El pasado lunes 1 de febrero comenzó el periodo de sesiones legislativas. Todavía impera la incertidumbre en los posibles cambios a la regulación del outsourcing. Es positivo que no haya entrado como preferente la iniciativa que buscaba terminar con la subcontratación. Sin embargo, mientras siga abierta la puerta a una reforma prohibicionista, México permanecerá en vilo.

Innumerables expertos en materia económica y laboral lo han repetido hasta el cansancio: eliminar la tercerización generaría cierre de empresas, pérdida de empleos, afectación a los sectores más vulnerables de la población y una caída drástica en las inversiones; en otras palabras: todo lo que se tiene que evitar, máxime cuando, debido a la pandemia y al manejo que se hizo de ella, nuestra economía se contrajo un 8.5% en 2020.

En TallentiaMX hemos señalado dos importantes aspectos contraproducentes de acabar con la subcontratación. En primer término, provocaría que sea mucho más difícil poner en práctica los ya de por sí torpes y lentos procesos de vacunación. Todos los países y todas las empresas farmacéuticas están recurriendo al outsourcing para investigar, diseñar, almacenar, distribuir e inocular las vacunas.  Si las autoridades insisten en prohibir la tercerización, será todavía más difícil inmunizar a los 126 millones de mexicanos. Una negligencia laboral se convertiría, por decir lo menos, en una negligencia sanitaria.

Por otra parte, la ruta criminalizadora y prohibicionista contravendría algunos apartados del T-MEC, lo cual produciría controversias legales entre México y Estados Unidos, así como un desgaste en los vínculos políticos y comerciales de ambas naciones. De ese modo, se tensarían las relaciones con la entrante administración demócrata encabezada por Joe Biden, quien busca impulsar a América del Norte haciendo efectivos los acuerdos del T-MEC y fortaleciendo los derechos de los trabajadores.

Lo anterior se debe a que, de acuerdo con la American Society of Mexico, el 92% de las empresas estadounidenses establecidas en nuestro país recurren a la subcontratación. El T-MEC busca fortalecer este tipo de vínculos comerciales y, de ese modo, abonar al desarrollo conjunto. Las autoridades nacionales no pueden atentar contra los intereses de dichas empresas, menos aun cuando ello causaría que millones de mexicanos pierdan su empleo formal.

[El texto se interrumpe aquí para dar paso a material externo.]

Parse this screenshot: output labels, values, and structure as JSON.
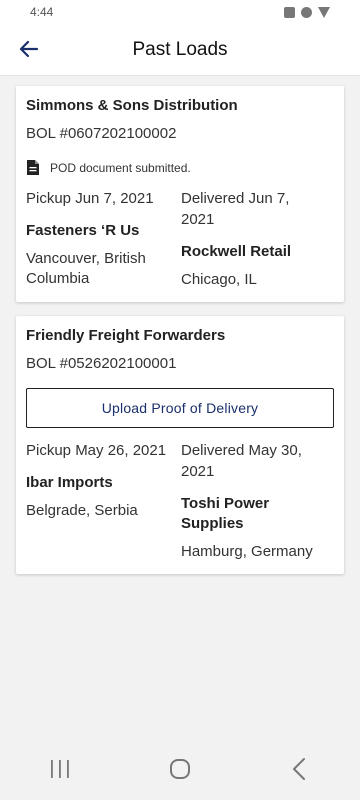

En diciembre del año pasado, el Gobierno Federal, algunos líderes obreros y un puñado de empresarios firmaron un acuerdo tripartito según el cual se enviaría como preferente al Poder Legislativo la iniciativa que eliminaba y criminalizaba la subcontratación de personal. Por fortuna, esto no sucedió.

De acuerdo con Rogelio Israel Zamora Guzmán, senador del Partido Verde Ecologista de México, la eliminación del outsourcing se diferirá para después de las próximas elecciones, es decir, para el siguiente periodo legislativo. Hasta ahora, sólo hay rumores al respecto. El camino para regular la subcontratación ha sido largo y lleno de giros inesperados.

Ojalá que este aplazamiento signifique más bien una rectificación. Es deseable y necesario que se regule la subcontratación y que las autoridades supervisen rigurosamente el cumplimiento de la ley para asegurar que todas las empresas (dentro y fuera de la tercerización) cumplan con sus obligaciones fiscales y laborales.

No obstante, lo que sería verdaderamente benéfico para el país es que se le cerrara el paso de una vez por todas a las iniciativas prohibicionistas. La falta de certeza jurídica es muy nociva para México, ya que genera desconfianza en empresarios, inversionistas y en los propios trabajadores, que no saben si podrán conservar a largo plazo su fuente de ingresos. La inversión en nuestro país cayó drásticamente en 2020. Es natural: muchas empresas prefieren establecerse en lugares donde pueden operar y donde hay un marco legal claro y estable.

Pongamos un alto a la prohibición y a la incertidumbre. Promovamos la regulación y la certeza jurídica. Requerimos sensatez y legalidad. Debemos impulsar el desarrollo de México y de América del Norte. Necesitamos facilitar la vacunación. Garanticemos la subcontratación responsable y profesional.

*El autor es director general de TallentiaMX.